3.103        Air pollution control and stack monitoring system will be installed for the Cape Collinson Crematorium to ensure that the emissions from the cremator stacks will meet the target emission limits equivalent to those stipulated in Hong Kong for crematorium.  According to the assessment results, all representative ASRs would comply with the AQO limit and thus no further mitigation measures would be required.

Evaluation of Residual Impacts

Construction Phase

 

3.104        With the implementation of dust suppression measures stipulated in Air Pollution Control (Construction Dust) Regulation during construction, no adverse residual dust impact would be expected.

 

Operation Phase

 

3.105        The design and emission concentration limits of the new cremators would comply with the BPM 12/2(06) and target emission limit requirements.  The predicted air quality impacts on all the ASRs satisfy all the relevant limits and guidelines, and therefore no adverse residual impact from chimney emission and odour emission would be expected.

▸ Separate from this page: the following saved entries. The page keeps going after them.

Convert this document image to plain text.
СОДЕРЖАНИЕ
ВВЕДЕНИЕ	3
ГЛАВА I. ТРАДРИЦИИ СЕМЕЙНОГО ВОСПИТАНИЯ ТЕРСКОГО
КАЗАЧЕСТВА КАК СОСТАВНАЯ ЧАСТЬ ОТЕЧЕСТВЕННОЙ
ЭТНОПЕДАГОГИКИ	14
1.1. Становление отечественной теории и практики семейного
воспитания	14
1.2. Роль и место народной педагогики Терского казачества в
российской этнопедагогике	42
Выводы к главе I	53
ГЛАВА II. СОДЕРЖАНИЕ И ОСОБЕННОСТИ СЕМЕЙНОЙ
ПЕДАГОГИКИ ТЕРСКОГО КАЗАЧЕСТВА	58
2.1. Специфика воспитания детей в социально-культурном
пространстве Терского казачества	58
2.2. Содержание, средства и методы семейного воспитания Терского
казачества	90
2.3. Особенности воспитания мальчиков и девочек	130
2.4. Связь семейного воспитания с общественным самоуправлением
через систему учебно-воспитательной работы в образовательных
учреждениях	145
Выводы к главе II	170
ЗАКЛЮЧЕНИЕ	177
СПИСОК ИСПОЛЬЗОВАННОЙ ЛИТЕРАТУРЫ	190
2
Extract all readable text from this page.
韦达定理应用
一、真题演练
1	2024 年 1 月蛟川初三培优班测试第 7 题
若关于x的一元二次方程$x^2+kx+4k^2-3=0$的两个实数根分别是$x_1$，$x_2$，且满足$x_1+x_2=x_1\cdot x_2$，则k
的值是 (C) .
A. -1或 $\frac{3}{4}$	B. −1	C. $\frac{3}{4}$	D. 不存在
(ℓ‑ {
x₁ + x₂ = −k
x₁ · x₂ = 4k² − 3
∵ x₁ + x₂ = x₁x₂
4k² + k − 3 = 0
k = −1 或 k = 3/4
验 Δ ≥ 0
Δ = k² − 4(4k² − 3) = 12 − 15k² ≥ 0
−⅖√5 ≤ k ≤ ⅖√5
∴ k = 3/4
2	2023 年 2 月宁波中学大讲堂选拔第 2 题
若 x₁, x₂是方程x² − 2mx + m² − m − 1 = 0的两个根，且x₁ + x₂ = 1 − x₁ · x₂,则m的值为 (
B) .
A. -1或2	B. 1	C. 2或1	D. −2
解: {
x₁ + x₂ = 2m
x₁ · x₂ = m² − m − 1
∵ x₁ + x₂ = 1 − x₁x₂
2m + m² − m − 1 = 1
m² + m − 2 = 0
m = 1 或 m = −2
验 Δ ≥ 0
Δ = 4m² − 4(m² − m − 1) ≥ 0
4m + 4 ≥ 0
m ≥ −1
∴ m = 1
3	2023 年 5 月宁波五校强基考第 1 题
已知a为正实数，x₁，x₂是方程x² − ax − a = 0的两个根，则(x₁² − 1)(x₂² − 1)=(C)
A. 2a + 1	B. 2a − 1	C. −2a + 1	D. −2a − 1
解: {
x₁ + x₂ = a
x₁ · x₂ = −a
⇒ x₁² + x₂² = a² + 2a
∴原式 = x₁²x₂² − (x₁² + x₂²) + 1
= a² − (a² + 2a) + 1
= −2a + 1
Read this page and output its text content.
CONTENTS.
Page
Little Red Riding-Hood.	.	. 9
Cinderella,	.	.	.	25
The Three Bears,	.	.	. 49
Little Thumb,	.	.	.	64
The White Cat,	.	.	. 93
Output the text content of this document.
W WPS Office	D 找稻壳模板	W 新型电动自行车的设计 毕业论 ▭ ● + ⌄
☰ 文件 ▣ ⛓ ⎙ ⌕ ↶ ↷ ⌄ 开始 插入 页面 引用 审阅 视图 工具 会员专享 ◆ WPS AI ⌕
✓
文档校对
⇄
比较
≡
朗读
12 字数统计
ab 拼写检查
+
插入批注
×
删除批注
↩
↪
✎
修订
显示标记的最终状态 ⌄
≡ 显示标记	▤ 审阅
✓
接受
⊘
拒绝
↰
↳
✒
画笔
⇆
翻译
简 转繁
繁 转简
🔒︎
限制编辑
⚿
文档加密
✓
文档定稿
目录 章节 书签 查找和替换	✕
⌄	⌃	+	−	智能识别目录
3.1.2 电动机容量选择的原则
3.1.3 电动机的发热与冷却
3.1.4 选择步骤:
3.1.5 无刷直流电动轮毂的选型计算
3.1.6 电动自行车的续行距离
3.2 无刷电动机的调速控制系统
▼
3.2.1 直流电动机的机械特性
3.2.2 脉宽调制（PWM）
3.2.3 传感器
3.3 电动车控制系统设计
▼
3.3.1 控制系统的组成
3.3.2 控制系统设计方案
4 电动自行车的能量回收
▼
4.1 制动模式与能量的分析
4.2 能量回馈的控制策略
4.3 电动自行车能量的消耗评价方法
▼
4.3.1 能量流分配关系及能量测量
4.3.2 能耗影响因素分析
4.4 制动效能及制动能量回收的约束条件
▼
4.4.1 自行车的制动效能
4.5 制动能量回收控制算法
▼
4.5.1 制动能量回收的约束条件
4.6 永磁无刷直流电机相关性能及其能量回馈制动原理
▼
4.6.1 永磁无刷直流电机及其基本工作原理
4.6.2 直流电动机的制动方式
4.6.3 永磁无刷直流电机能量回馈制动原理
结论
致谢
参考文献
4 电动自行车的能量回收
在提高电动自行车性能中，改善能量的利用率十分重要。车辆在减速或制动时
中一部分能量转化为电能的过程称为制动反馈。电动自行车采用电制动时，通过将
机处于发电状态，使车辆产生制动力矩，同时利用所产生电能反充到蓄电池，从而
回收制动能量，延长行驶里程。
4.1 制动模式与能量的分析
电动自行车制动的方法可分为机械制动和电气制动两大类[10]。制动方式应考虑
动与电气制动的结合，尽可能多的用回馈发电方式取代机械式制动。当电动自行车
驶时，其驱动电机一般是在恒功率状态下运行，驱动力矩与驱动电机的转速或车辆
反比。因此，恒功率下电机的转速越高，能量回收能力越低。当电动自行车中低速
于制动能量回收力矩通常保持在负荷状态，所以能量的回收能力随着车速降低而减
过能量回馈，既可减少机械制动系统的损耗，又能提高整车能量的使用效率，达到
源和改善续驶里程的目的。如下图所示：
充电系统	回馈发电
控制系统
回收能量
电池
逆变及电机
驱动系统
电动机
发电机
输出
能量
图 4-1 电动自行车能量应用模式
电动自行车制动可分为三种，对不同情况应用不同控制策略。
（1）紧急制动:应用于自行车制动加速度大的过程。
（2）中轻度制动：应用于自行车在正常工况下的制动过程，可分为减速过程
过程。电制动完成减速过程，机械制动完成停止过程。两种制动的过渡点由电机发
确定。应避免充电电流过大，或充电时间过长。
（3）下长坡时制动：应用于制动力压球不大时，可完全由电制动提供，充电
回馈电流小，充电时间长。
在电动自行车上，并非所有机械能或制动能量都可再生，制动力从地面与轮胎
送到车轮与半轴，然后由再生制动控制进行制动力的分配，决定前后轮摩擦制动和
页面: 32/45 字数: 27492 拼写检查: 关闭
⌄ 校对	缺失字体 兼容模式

Environmental Monitoring and Audit

Construction Phase

 

3.106        With the implementation of the proposed dust suppression measures, good site practices and dust monitoring and audit programme, acceptable dust impact would be expected at the ASRs.  For regular impact monitoring, the sampling frequency of at least once in every six-days, shall be strictly observed at all the monitoring stations for 24-hour TSP monitoring.  For 1-hour TSP monitoring, the sampling frequency of a least three times in every six-days should be undertaken when the highest dust impact occurs.  Details of the monitoring requirements such as monitoring locations, frequency of baseline and impact monitoring are presented in the stand-alone EM&A Manual.

 

Operation Phase

 

3.107        During operation of the new crematorium, the air pollutants of concern include respirable suspended particulate, total organic carbon, hydrogen chloride, carbon monoxide, mercury, dioxins, sulphur dioxide and nitrogen dioxide.  The predicted air quality at the nearby ASRs would comply with the AQOs and relevant air quality guidelines with the implementation of recommended mitigation measures.  No odour nuisance from the new crematorium is anticipated.  By incorporating flue gas treatment system in joss paper burners and limiting joss paper burning activities through administration procedures, nuisance arising from joss paper burning is anticipated to be negligible.

 

3.108        In order to ensure compliance with the legislation requirements, the conditions and the continuous monitoring stipulated in the BPM12/2(06) – A Guidance Note on the Best Practicable Means for Incinerators (Crematoria), published by EPD, shall be conducted.   The monitoring of the air pollutants shall comply with the requirements of BPM and future Specified Process License of new crematorium, to be issued by EPD under the APCO.  Necessary monitoring equipment and techniques should be provided and used to demonstrate that the process is properly operated and the emissions can be minimized to meet the air pollution control requirements. The scope, manner and frequency of the monitoring should be sufficient for this purpose and will be determined by EPD.

Conclusion

3.109        The potential dust impacts arising from the demolition and construction of the Project were assessed.  Results showed that the predicted air quality at the ASRs would comply with and far below the respective criteria with the implementation of dust suppression measures as stipulated in the Air Pollution Control (Construction Dust) Regulation.  Air monitoring and audit programme is proposed to ensure proper implementation of mitigation measures.

 

3.110        No adverse air quality impact would be expected during operation of the new cremators. Nevertheless, in order to ensure compliance with the legislation requirements, the conditions and the continuous monitoring stipulated in the BPM12/2(06) shall be conducted.